Apply the Properties of Integer Exponents to generate equivalent expressions to 40 ⋅ 5−2(−2)−3 with only positive exponents, then solve the expression. Your answer will be a simplified fraction with no remaining exponents.(1 point)
First, let's apply the properties of integer exponents to 40 ⋅ 5^(-2)(-2)^(-3):
1. Negative exponent property: a^(-n) = 1/a^n
40 ⋅ 5^(-2)(-2)^(-3) = 40/(5^2),(2^3)
= 40/(5^2)(2^3)
2. Product of powers property: a^n ⋅ a^m = a^(n+m)
40/(5^2)(2^3) = 40/((5^2)⋅(2^3))
Now, let's simplify the expression:
1. Calculate the exponent of each base:
(5^2) = 25
(2^3) = 8
2. Simplify the expression:
40/((5^2)⋅(2^3)) = 40/(25⋅8)
3. Calculate the value of 25⋅8:
25⋅8 = 200
4. Simplify the expression further:
40/200 = 1/5
Therefore, the simplified fraction with no remaining exponents is 1/5.
my apologies for the confusion
Apply the Properties of Integer Exponents to generate equivalent expressions to 40 ⋅ 5^−2(−2)^−3 with only positive exponents, then solve the expression. Your answer will be a simplified fraction with no remaining exponents.(1 point)

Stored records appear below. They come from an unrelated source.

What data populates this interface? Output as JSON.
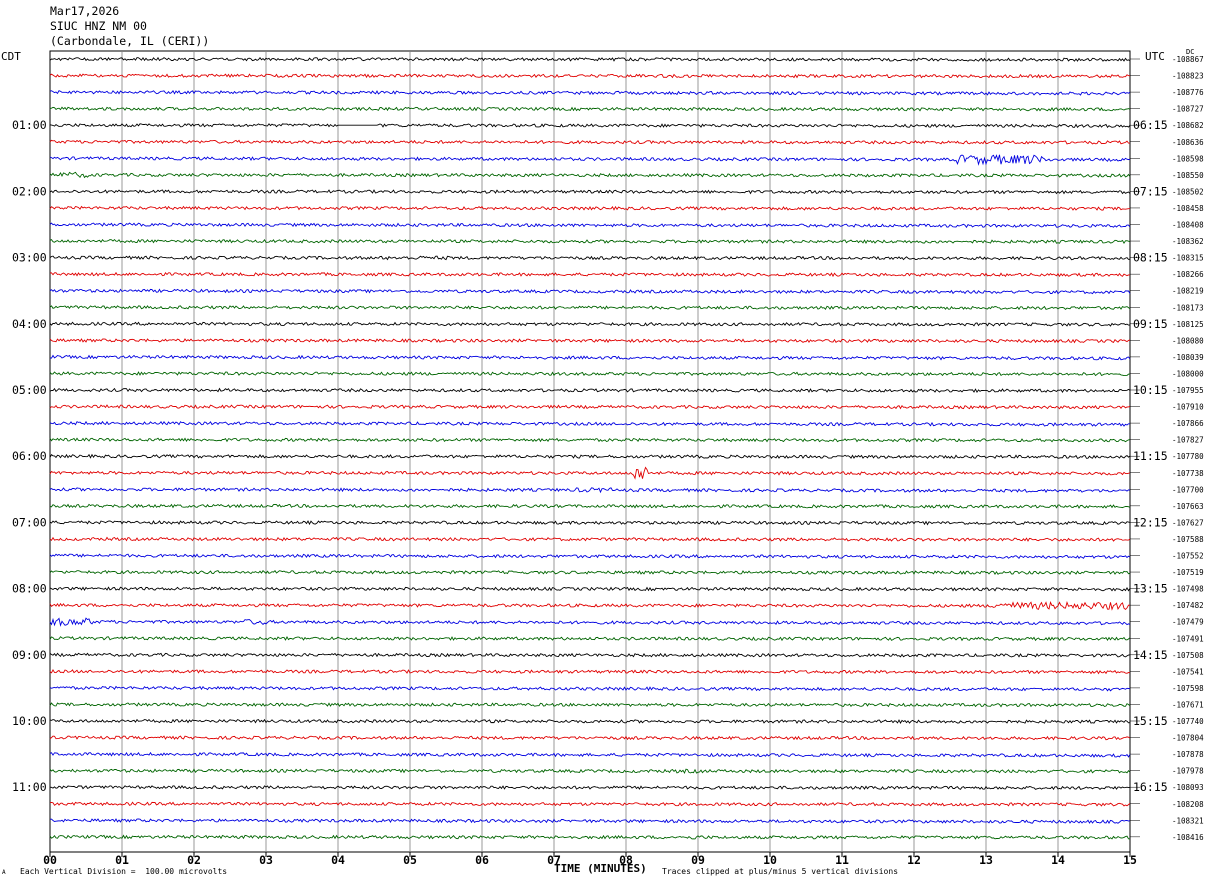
{
  "header": {
    "date": "Mar17,2026",
    "station": "SIUC HNZ NM 00",
    "location": "(Carbondale, IL (CERI))"
  },
  "left_tz": "CDT",
  "right_tz": "UTC",
  "dc_label": "DC",
  "footer": {
    "scale_note": "Each Vertical Division =  100.00 microvolts",
    "clip_note": "Traces clipped at plus/minus 5 vertical divisions",
    "corner_mark": "A"
  },
  "colors": {
    "trace_cycle": [
      "#000000",
      "#e00000",
      "#0000e0",
      "#006400"
    ],
    "grid": "#808080"
  },
  "chart_data": {
    "type": "line",
    "title": "",
    "xlabel": "TIME (MINUTES)",
    "xlim": [
      0,
      15
    ],
    "x_ticks": [
      "00",
      "01",
      "02",
      "03",
      "04",
      "05",
      "06",
      "07",
      "08",
      "09",
      "10",
      "11",
      "12",
      "13",
      "14",
      "15"
    ],
    "rows_count": 48,
    "row_interval_minutes": 15,
    "left_hour_labels": [
      "01:00",
      "02:00",
      "03:00",
      "04:00",
      "05:00",
      "06:00",
      "07:00",
      "08:00",
      "09:00",
      "10:00",
      "11:00"
    ],
    "right_hour_labels": [
      "06:15",
      "07:15",
      "08:15",
      "09:15",
      "10:15",
      "11:15",
      "12:15",
      "13:15",
      "14:15",
      "15:15",
      "16:15"
    ],
    "dc_offsets": [
      "-108867",
      "-108823",
      "-108776",
      "-108727",
      "-108682",
      "-108636",
      "-108598",
      "-108550",
      "-108502",
      "-108458",
      "-108408",
      "-108362",
      "-108315",
      "-108266",
      "-108219",
      "-108173",
      "-108125",
      "-108080",
      "-108039",
      "-108000",
      "-107955",
      "-107910",
      "-107866",
      "-107827",
      "-107780",
      "-107738",
      "-107700",
      "-107663",
      "-107627",
      "-107588",
      "-107552",
      "-107519",
      "-107498",
      "-107482",
      "-107479",
      "-107491",
      "-107508",
      "-107541",
      "-107598",
      "-107671",
      "-107740",
      "-107804",
      "-107878",
      "-107978",
      "-108093",
      "-108208",
      "-108321",
      "-108416"
    ],
    "events": [
      {
        "row": 4,
        "start": 4.0,
        "end": 4.55,
        "kind": "gap"
      },
      {
        "row": 6,
        "start": 12.6,
        "end": 13.8,
        "kind": "burst",
        "amp": 3.2
      },
      {
        "row": 7,
        "start": 0.1,
        "end": 0.6,
        "kind": "burst",
        "amp": 1.8
      },
      {
        "row": 12,
        "start": 4.6,
        "end": 5.6,
        "kind": "burst",
        "amp": 1.2
      },
      {
        "row": 25,
        "start": 8.1,
        "end": 8.3,
        "kind": "spike",
        "amp": 2.0
      },
      {
        "row": 26,
        "start": 7.3,
        "end": 7.8,
        "kind": "burst",
        "amp": 1.5
      },
      {
        "row": 33,
        "start": 13.1,
        "end": 15.0,
        "kind": "burst",
        "amp": 2.4
      },
      {
        "row": 34,
        "start": 0.0,
        "end": 0.6,
        "kind": "burst",
        "amp": 2.5
      },
      {
        "row": 34,
        "start": 2.7,
        "end": 3.0,
        "kind": "burst",
        "amp": 1.8
      },
      {
        "row": 43,
        "start": 8.7,
        "end": 9.1,
        "kind": "burst",
        "amp": 1.3
      },
      {
        "row": 47,
        "start": 2.4,
        "end": 2.8,
        "kind": "burst",
        "amp": 1.1
      },
      {
        "row": 47,
        "start": 8.9,
        "end": 9.1,
        "kind": "burst",
        "amp": 1.4
      }
    ]
  }
}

To apply the properties of integer exponents and generate equivalent expressions, we can rewrite the expression as follows:
40 ⋅ 5^(-2)(-2)^(-3)
Using the properties of exponents, we have:
1. Negative exponent property: a^(-n) = 1/a^n
Applying this property to 5^(-2), we get:
5^(-2) = 1/5^2
2. Negative exponent property: a^(-n) = 1/a^n
Applying this property to (-2)^(-3), we get:
(-2)^(-3) = 1/(-2)^3
Now, let's rewrite the expression using these equivalent forms:
40 ⋅ 5^(-2)(-2)^(-3) = 40 ⋅ (1/5^2) ⋅ (1/(-2)^3)
Next, we simplify the exponents:
1/5^2 = 1/25
1/(-2)^3 = 1/(-2 * -2 * -2) = 1/(-8) = -1/8
Now, substitute these simplified forms back into the expression:
40 ⋅ (1/5^2) ⋅ (1/(-2)^3) = 40 ⋅ (1/25) ⋅ (-1/8)

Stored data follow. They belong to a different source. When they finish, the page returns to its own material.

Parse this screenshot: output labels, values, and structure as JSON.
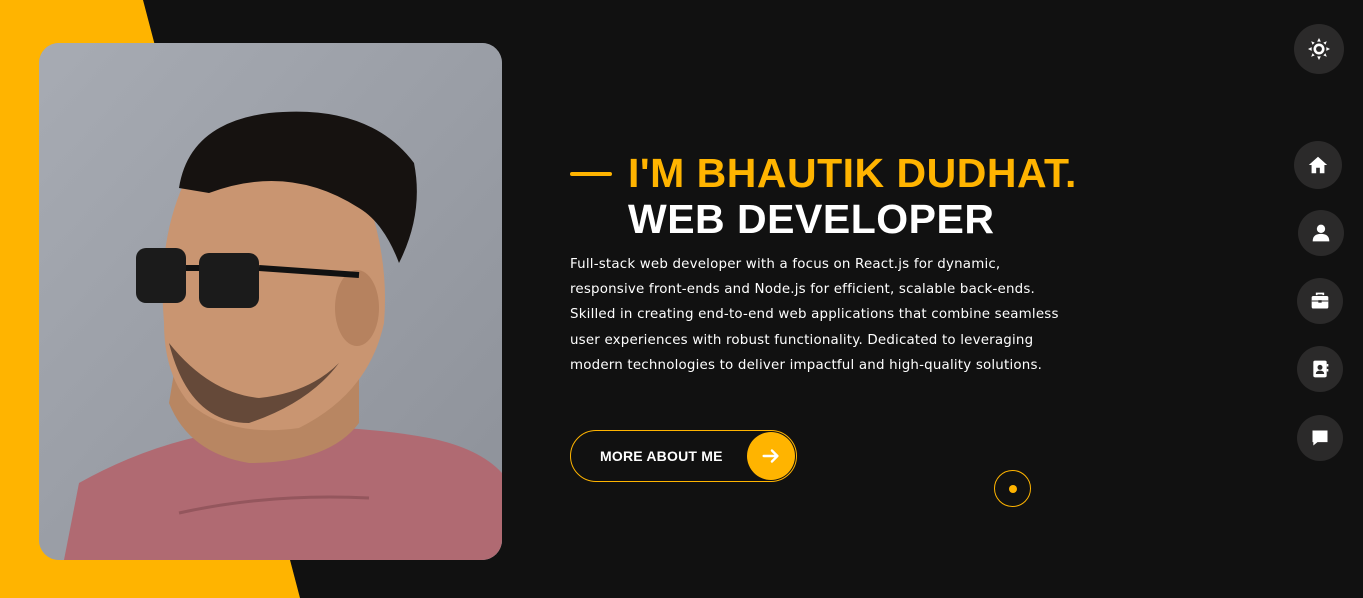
{
  "colors": {
    "accent": "#ffb400",
    "background": "#111111",
    "nav_button_bg": "#2b2a2a",
    "text": "#ffffff"
  },
  "profile_photo": {
    "subject": "man with dark quiff hairstyle and sunglasses, pink t-shirt"
  },
  "hero": {
    "name_heading": "I'M BHAUTIK DUDHAT.",
    "role_heading": "WEB DEVELOPER",
    "bio": "Full-stack web developer with a focus on React.js for dynamic, responsive front-ends and Node.js for efficient, scalable back-ends. Skilled in creating end-to-end web applications that combine seamless user experiences with robust functionality. Dedicated to leveraging modern technologies to deliver impactful and high-quality solutions.",
    "cta_label": "MORE ABOUT ME",
    "cta_icon": "arrow-right-icon"
  },
  "theme_toggle": {
    "icon": "sun-icon"
  },
  "side_nav": [
    {
      "id": "home",
      "icon": "home-icon"
    },
    {
      "id": "about",
      "icon": "user-icon"
    },
    {
      "id": "portfolio",
      "icon": "briefcase-icon"
    },
    {
      "id": "contact",
      "icon": "contact-book-icon"
    },
    {
      "id": "blog",
      "icon": "chat-icon"
    }
  ]
}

Next, multiply the numerators and denominators:
40 ⋅ (1/25) ⋅ (-1/8) = (40 ⋅ 1 ⋅ -1) / (25 ⋅ 8) = -40 / 200 = -1/5
Thus, the simplified fraction with no remaining exponents is -1/5.
To generate equivalent expressions with only positive exponents for the expression 40 ⋅ 5^(-2)(-2)^(-3), we can use the following properties of integer exponents:
1. Product of powers:
a^m * a^n = a^(m+n)
2. Quotient of powers:
a^m / a^n = a^(m-n)
3. Power of a power:
(a^m)^n = a^(m*n)
4. Negative exponent property:
a^(-n) = 1/a^n
Now applying these properties step by step:
Step 1: Simplify the negative exponents:
40 ⋅ 5^(-2)(-2)^(-3)
= 40 * 1/5^2 * 1/(-2)^3
= 40 * 1/25 * 1/(-2)^3
Step 2: Simplify the expression inside the parentheses:
= 40 * 1/25 * 1/(-8)
= 40/25 * 1/(-8)
Step 3: Simplify the fractions:
= (40/25) * (1/(-8))
= (8/5) * (1/(-8))
Step 4: Simplify the expression:
= (8/5) * (-1/8)
= -1/5
Therefore, the simplified fraction of the expression 40 ⋅ 5^(-2)(-2)^(-3) is -1/5.
To apply the properties of integer exponents, we can use the following rules:
1. Product Rule: \(a^m \cdot a^n = a^{m+n}\)
2. Quotient Rule: \(\frac{{a^m}}{{a^n}} = a^{m-n}\)
3. Power Rule: \((a^m)^n = a^{mn}\)
4. Negative Exponent Rule: \(a^{-n} = \frac{1}{{a^n}}\)
Now let's apply these rules to the given expression step by step:
Step 1: Apply the negative exponent rule
\(40 \cdot 5^{-2(-2)-3} = 40 \cdot 5^{-2 \cdot (-2)-3} = 40 \cdot 5^{4-3}\)
Step 2: Simplify the exponent
\(5^{4-3} = 5^1\)
Step 3: Evaluate the expression
\(40 \cdot 5^1 = 40 \cdot 5 = 200\)
So, the equivalent expression to \(40 \cdot 5^{-2(-2)-3}\) with only positive exponents is \(200\).